Sincerity is not the issue
by Jonathan Rosenblum
July 7, 2000
A woman once approached Rabbi Joseph Ber Soloveitchik, undisputedly the preeminent modern Orthodox thinker of this century, and asked him whether she could wear a tallit for prayers. The Rav told her that before undertaking such a major departure from accepted custom she should proceed by stages. He told her to wear a four-cornered garment without the ritual fringes for three months and then report back to him.
After three months, the woman returned and told the Rav that wearing the four-cornered garment had been the most exhilarating and inspiring experience of her life. The Rav replied, "For the last three months what you have been doing has been halachically meaningless. You have been wearing a garment without religious significance, and you have been getting your inspiration from something other than a mitzvah." He forbade the woman to wear a tallit.
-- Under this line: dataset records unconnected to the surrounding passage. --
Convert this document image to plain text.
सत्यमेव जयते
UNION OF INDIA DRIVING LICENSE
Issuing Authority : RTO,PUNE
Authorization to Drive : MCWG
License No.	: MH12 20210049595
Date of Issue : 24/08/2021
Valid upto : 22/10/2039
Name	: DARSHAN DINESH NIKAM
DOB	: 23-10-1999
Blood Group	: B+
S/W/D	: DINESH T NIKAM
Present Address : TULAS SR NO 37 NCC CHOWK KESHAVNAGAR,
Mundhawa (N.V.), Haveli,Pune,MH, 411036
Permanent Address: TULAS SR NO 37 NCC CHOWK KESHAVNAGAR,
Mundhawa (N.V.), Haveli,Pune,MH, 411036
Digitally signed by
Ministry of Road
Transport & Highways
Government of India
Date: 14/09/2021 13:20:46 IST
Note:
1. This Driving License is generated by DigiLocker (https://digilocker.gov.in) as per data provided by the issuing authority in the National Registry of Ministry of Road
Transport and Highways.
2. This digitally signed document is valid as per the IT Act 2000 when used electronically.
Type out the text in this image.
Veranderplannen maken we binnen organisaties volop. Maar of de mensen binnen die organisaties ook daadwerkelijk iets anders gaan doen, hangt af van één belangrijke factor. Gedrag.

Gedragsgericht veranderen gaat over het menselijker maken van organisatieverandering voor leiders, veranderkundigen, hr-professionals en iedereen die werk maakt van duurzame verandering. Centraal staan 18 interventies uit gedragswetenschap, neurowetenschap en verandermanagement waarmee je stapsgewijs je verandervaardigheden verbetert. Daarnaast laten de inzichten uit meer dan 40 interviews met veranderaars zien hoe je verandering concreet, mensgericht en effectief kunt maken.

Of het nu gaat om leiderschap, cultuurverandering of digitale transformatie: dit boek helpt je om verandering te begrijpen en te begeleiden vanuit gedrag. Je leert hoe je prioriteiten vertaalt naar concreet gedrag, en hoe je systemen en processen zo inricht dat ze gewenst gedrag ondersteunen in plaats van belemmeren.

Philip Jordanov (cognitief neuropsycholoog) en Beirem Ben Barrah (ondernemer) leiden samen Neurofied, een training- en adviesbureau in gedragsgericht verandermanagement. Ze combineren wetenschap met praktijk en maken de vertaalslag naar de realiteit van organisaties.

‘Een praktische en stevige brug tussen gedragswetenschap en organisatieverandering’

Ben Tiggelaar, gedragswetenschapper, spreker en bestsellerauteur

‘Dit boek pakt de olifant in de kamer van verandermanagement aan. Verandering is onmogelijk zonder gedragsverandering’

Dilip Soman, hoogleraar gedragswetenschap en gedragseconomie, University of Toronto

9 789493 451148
The Rav would never have made his point so forcefully unless he felt that it touched on the very fundaments of Jewish belief – the difference between pagan ritual practice and halachic ritual. The essence of the latter, according to the Rav, is the Divine command, which of necessity has intrinsic meaning. Communication with G-d takes place only within the context of that Divine command. The objective fact of the command, not the subjective emotions of the one performing the command, remains always primary.
To be sure, the emotions of the one performing the mitzvah are far from irrelevant. An absence of joy in the mitzvah indicates something lacking in the Divine service. But that joy is an outgrowth of the mitzvah, not its goal.
Pagan ritual, by contrast, has meaning only in terms of its impact upon the one performing the ritual. The ritual itself lacks intrinsic meaning.
The Rav viewed the new feminist ritual as essentially neo-pagan. He did not doubt for a moment that women pushing to wear tallitot and tefillin and to read from the Torah were sincere – i.e., that they wanted to do so very much. Nor did he deny that women experienced something when doing so. Rather he rejected subjective spiritual experience as the basis of Jewish ritual.
German Protestant theology picked up from paganism the idea that religious practice is validated only by the emotional response it engenders. And Friederich Schleiermacher’s elevation of subjective religious intuition and feeling was seized upon by classical German Reform as a means of attacking objective Jewish law.
Jewish feminism today runs the risk of heading down the same path. Eleven years ago, I spent several hours in private conversation with two leaders of the then nascent Women of the Wall. Both women described themselves as mitzvah observant, but they did not speak the traditional language of Halacha, which views us as drawing close to G-d through the choice to submit to His Will.
Instead they stressed repeatedly their need for self-expression and self-fulfillment, and assumed, after the modern fashion, that the sincerity of their desires automatically validated them. (For that reason, they were not even prepared to say that a Jews for "J" group at the Kotel would be illegitimate.)
Even the question, "What is ultimately determinative for you, your will or G-d’s?," I was told is too complex to answer. But the answer begins, said one of the women, "Insofar as I was created in the Divine Image, I feel myself in continuous dialogue with G-d ." The dichotomy between her will and G-d’s was, for her, an artificial one.
To reject subjective emotions as the ultimate arbiter of Jewish religious practice, however, does not mean that only the objective act has halachic significance. The intention with which we perform an action often determines its validity. For instance, a woman is not obligated in the mitzvos of tefillin or tzitzis because both are time bound commandments.
Nevertheless women may perform time bound mitzvos and even recite a blessing on their performance. Thus the act of wearing a tallit is not proscribed. It all depends on why a women insists on wearing one. If she views the Torah’s exemption of women from time-bound mitzvos as inherently sexist and rejects all halachic distinctions between men and women, then her act is a denial of the Torah. The same would be true if she suffers from what Shira Schmidt has aptly termed "Tallis-envy," and believes that a woman’s prayers are only heard if she prays as a man.
There is a simple litmus test to determine whether the action is motivated by the craving to draw close to G-d through His mitzvos – the same desire that caused Moses to beg to be allowed to enter the Land – or by the desire to make a statement fundamentally at odds with the Torah. Is the woman in question already meticulous about every aspect of the mitzvos incumbent upon her or is she particularly drawn to those mitzvos traditionally performed by men?
No one was ever more sincere than the 250 followers of Korach. They rallied under the banner, "The entire nation is holy," and sought, as today, to uproot all distinctions between different groups in religious practice. Though warned by Moses that only one of those who brought the incense offering would be chosen and that the others would suffer the same fate as Nadav and Avihu, who decided to create their own forms of Divine service, their desire to bring the incense was so great that they were willing to give up their lives to do so (according to the interpretation of Rabbi Naftali Tzvi Yehudah Berlin).
They paid with their lives. Their incense pans were then gathered and fashioned into a permanent reminder that it is G-d, not we, Who determines the form of our relationship. Without acknowledging that fact, all the sincerity in the world will not help.